After finishing his undergraduate education at UC Santa Cruz studying physics, mathematics, and astronomy, Jon joined the UW nanopore lab in 2013 as a graduate student and began working on the developing foundations of SPRNT, and using SPRNT to study the helicase Hel308. Jon obtained his PhD in physics in 2017 from UW, and has continued to study enzyme dynamics using SPRNT as a postdoc and now as a research scientist. Jon follows several guiding questions for his research: 1) How do enzymes use chemical reactions to generate mechanical work on DNA? How do enzymes respond to forces acting on them in vitro and in vivo? 2) How do enzymes respond to DNA sequence? How can we quantify the strength of this effect? What interactions between enzymes and nucleic acids specifically lead to sequence-dependence? 3) What is the biological role of sequence-dependent enzyme kinetics? Do different helicases in the same families recognize specific DNA sequences in a similar manner?

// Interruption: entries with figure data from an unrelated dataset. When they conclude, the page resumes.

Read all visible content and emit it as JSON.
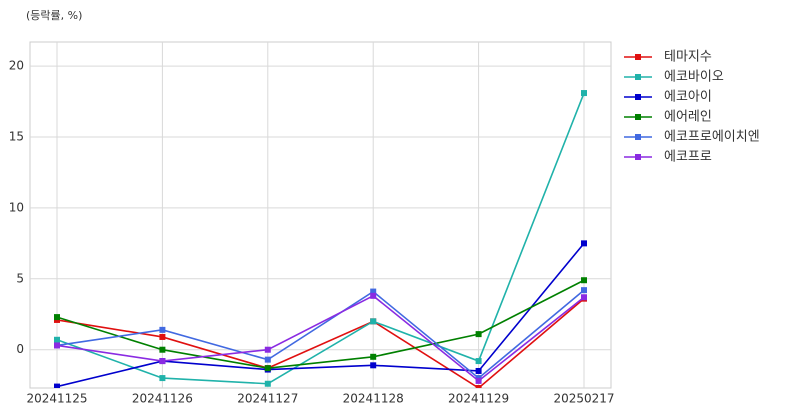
{
  "chart_data": {
    "type": "line",
    "subtitle": "(등락률, %)",
    "categories": [
      "20241125",
      "20241126",
      "20241127",
      "20241128",
      "20241129",
      "20250217"
    ],
    "series": [
      {
        "name": "테마지수",
        "color": "#e01010",
        "values": [
          2.1,
          0.9,
          -1.3,
          2.0,
          -2.7,
          3.6
        ]
      },
      {
        "name": "에코바이오",
        "color": "#20b2aa",
        "values": [
          0.7,
          -2.0,
          -2.4,
          2.0,
          -0.8,
          18.1
        ]
      },
      {
        "name": "에코아이",
        "color": "#0000cd",
        "values": [
          -2.6,
          -0.8,
          -1.4,
          -1.1,
          -1.5,
          7.5
        ]
      },
      {
        "name": "에어레인",
        "color": "#008000",
        "values": [
          2.3,
          0.0,
          -1.3,
          -0.5,
          1.1,
          4.9
        ]
      },
      {
        "name": "에코프로에이치엔",
        "color": "#4169e1",
        "values": [
          0.3,
          1.4,
          -0.7,
          4.1,
          -2.0,
          4.2
        ]
      },
      {
        "name": "에코프로",
        "color": "#8a2be2",
        "values": [
          0.3,
          -0.8,
          0.0,
          3.8,
          -2.2,
          3.7
        ]
      }
    ],
    "ylim": [
      -2.7,
      21.7
    ],
    "yticks": [
      0,
      5,
      10,
      15,
      20
    ],
    "grid": true,
    "legend": "outside-right"
  }
}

Chris received his BS in biophysics from Boise State University in 2013. He joined the nanopore lab in 2019 as a graduate student working towards developing nanopore sequencing technology for non-standard DNA bases. Chris got his PhD in 2024 and stayed on as a postdoc working on a variety of sequencing projects.

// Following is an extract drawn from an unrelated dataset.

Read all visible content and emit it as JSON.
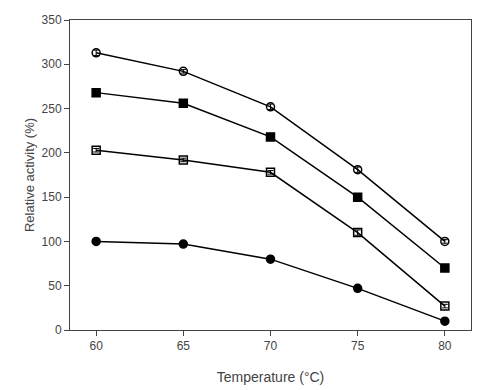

Akira joined the nanopore lab in 2020 as a physics PhD student after completing his undergraduate work at CSU Northridge. His research focuses to increase our understanding of hybrid nanopore systems using de novo design nanopore protein and data analysis techniques for low cost high accuracy nanopore sequencing. He is also working on developing cost effective microfluidic systems for both solid state and biological nanopre sequencing.
Francis graduated from the University of Illinois at Urbana-Champaign. He joined the lab in 2024 and has been using SPRNT to study the helicase UPF1.

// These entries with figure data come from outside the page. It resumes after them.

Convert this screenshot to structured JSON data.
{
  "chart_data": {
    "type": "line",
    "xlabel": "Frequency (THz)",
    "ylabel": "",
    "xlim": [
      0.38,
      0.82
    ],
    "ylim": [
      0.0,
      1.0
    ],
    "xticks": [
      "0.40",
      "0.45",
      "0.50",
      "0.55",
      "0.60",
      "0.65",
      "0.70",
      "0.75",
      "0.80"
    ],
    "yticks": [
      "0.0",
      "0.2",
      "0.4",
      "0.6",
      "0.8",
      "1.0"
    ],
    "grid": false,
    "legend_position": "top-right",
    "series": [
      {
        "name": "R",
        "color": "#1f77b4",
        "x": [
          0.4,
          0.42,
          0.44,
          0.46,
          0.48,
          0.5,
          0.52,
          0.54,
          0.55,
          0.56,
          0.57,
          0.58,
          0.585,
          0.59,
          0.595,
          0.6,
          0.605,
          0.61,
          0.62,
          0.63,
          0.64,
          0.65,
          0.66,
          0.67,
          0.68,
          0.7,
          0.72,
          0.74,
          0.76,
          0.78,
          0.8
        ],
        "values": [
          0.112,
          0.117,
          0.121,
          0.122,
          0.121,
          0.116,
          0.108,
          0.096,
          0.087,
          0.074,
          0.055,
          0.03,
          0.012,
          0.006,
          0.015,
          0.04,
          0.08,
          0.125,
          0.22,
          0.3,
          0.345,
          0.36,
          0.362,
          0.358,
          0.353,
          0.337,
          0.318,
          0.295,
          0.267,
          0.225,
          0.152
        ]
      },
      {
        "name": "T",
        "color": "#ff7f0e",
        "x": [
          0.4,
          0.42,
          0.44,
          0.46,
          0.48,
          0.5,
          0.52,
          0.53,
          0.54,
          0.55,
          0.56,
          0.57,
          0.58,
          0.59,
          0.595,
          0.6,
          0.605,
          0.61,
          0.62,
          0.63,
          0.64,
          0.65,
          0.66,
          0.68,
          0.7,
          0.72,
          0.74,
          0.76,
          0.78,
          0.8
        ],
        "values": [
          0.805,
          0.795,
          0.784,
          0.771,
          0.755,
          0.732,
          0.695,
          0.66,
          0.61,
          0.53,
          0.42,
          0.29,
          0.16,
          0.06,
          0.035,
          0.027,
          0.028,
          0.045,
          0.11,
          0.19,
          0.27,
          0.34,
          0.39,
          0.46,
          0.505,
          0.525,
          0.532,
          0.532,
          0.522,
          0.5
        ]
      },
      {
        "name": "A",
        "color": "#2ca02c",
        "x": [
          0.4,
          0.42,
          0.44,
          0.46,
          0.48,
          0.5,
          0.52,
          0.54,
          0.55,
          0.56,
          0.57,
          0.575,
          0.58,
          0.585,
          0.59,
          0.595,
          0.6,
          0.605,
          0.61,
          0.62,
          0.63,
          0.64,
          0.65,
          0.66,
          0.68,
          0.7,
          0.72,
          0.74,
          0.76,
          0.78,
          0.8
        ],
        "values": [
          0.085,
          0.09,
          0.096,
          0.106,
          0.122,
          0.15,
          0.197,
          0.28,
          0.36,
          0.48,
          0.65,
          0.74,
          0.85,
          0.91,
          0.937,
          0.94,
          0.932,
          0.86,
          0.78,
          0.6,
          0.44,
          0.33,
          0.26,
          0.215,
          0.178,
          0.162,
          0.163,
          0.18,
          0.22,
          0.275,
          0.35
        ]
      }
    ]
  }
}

Hannah came to UW with a bachelors in Biophysics from UCLA. She joined the lab in 2024 and is working on using nanopore tweezers to understand how drugs affect certain helicases.
Sarah joined the lab in 2018.
Michaela joined the lab in summer of 2021, having graduated from UW with a degree in microbiology.
Zach graduated from UCSB in 2023 with a BS in physics and hopes to pursue a PhD at UW.
Eric graduated in 2024 with a batchelors in Mathematics and Applied Physics.
Ashly is an undergraduate researcher studying Biochemistry and graduating in June 2025. She is currently working with nanopore tweezer experiments to investigate Super Family 1 helicases
Pascale is an undergraduate researcher in Physics at UW, expecting to graduate in 2026.
Joseph is an undergraduate researcher in Physics at UW, expecting to graduate in 2026.
Evelyn is an undergraduate researcher in Chemical Engineering at UW, expecting to graduate in 2026.
Gabrielle is a summer REU student visiting UW from Scripps College, expecting to graduate in 2025.